En effet, Thundersteel est avant tout un album de Heavy US, et de la plus belle facture. Le titre éponyme ne passe pas par quatre chemins : introduction à la guitare acérée, double pédale, riff au marteau-piqueur, chant haut-perché … Tout y est pour faire un hymne épique à secouer des stades entiers. De quoi préparer l’auditeur au décollage proposé par la suite : le speed "Fight or Fall" et son refrain guerrier (les chœurs à la Accept), le tube "Fight of the Warrior" au refrain rassembleur, le priestien "Run for your Life" …


Saluons Mark Reale, dernier des mohicans de Riot Mark I, qui est un guitariste hors-pair et un compositeur brillant. Ses chorus sont tous impressionnants, mélodiques, pleins de surprises, et exécutés sans accrocs. C’est un vrai plaisir de capter la moindre de ses notes et de ses thèmes, des petits ponts qu’il installe pour effectuer les transitions entre les soli et le retour au chant. Saluons également Tony Moore, qui est un chanteur formidable. Ses capacités sont assez titanesques, capable de monter très haut dans les aiguës, de pousser à fond sa voix, de la poser avec plus de chaleur. Les effets, typiques 1980’s, donnent une esthétique retro séduisante. 

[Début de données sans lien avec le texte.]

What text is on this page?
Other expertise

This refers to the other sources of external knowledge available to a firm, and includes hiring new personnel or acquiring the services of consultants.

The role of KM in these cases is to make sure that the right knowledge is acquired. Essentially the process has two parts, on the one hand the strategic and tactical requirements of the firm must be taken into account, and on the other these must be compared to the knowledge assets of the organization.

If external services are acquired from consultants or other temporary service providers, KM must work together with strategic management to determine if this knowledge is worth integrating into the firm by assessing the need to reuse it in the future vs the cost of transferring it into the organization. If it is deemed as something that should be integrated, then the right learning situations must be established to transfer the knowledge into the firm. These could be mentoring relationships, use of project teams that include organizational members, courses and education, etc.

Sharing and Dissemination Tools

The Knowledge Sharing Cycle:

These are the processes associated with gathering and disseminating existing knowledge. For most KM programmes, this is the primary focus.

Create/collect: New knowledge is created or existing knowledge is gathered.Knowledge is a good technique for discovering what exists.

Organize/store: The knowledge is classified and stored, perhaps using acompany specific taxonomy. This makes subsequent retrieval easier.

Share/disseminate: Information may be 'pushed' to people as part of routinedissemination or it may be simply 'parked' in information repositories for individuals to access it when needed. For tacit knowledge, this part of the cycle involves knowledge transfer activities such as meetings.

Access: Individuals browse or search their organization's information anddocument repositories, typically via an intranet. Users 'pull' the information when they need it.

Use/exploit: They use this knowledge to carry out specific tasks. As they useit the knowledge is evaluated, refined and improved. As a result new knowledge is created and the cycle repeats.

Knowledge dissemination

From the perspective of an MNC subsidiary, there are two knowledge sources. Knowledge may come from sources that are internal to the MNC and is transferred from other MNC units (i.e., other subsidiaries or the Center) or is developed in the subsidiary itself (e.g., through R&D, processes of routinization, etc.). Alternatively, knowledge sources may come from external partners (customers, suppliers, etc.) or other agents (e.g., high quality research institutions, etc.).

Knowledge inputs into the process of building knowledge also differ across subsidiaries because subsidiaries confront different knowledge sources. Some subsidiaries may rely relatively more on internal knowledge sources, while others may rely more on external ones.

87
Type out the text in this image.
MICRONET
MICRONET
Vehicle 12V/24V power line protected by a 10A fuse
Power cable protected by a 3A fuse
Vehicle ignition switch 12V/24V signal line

La force de  l’album est de passer par des registres nombreux, ce qui lui apporte une réelle densité. "Bloodstreets" et son introduction en arpèges lorgne directement chez Scorpions, c’est un titre assez riche entre les ponts, les temps d’accalmie … Les Allemands semblent être une référence, puisque le très bon "Johnny’s Back", bien que relativement speed, possède aussi des couleurs proches des Germains à l’aiguillon. 


Il y a enfin "Burried Alive (Tell Tale Heart)", presque neuf minutes … Une longue introduction calme, avec arpèges et thèmes de guitare langoureux, puis un riff à la Judas Priest très incisif, un refrain sombre … Le tout marqué par une théâtralité dans la composition et le chant, avec ce qu’il faut de bruitages, de cris, de chœurs, de thèmes cinématographiques … Les New-Yorkais s’imposent comme une référence. 


Si vous n’avez pas été conquis par le Riot des premières années, le groupe de Hard-Rock assez costaud du tournant de la décennie, vous pourrez peut-être accrocher à cette nouvelle mouture beaucoup plus speed et heavy. Surtout que leur premier album est tout simplement dantesque.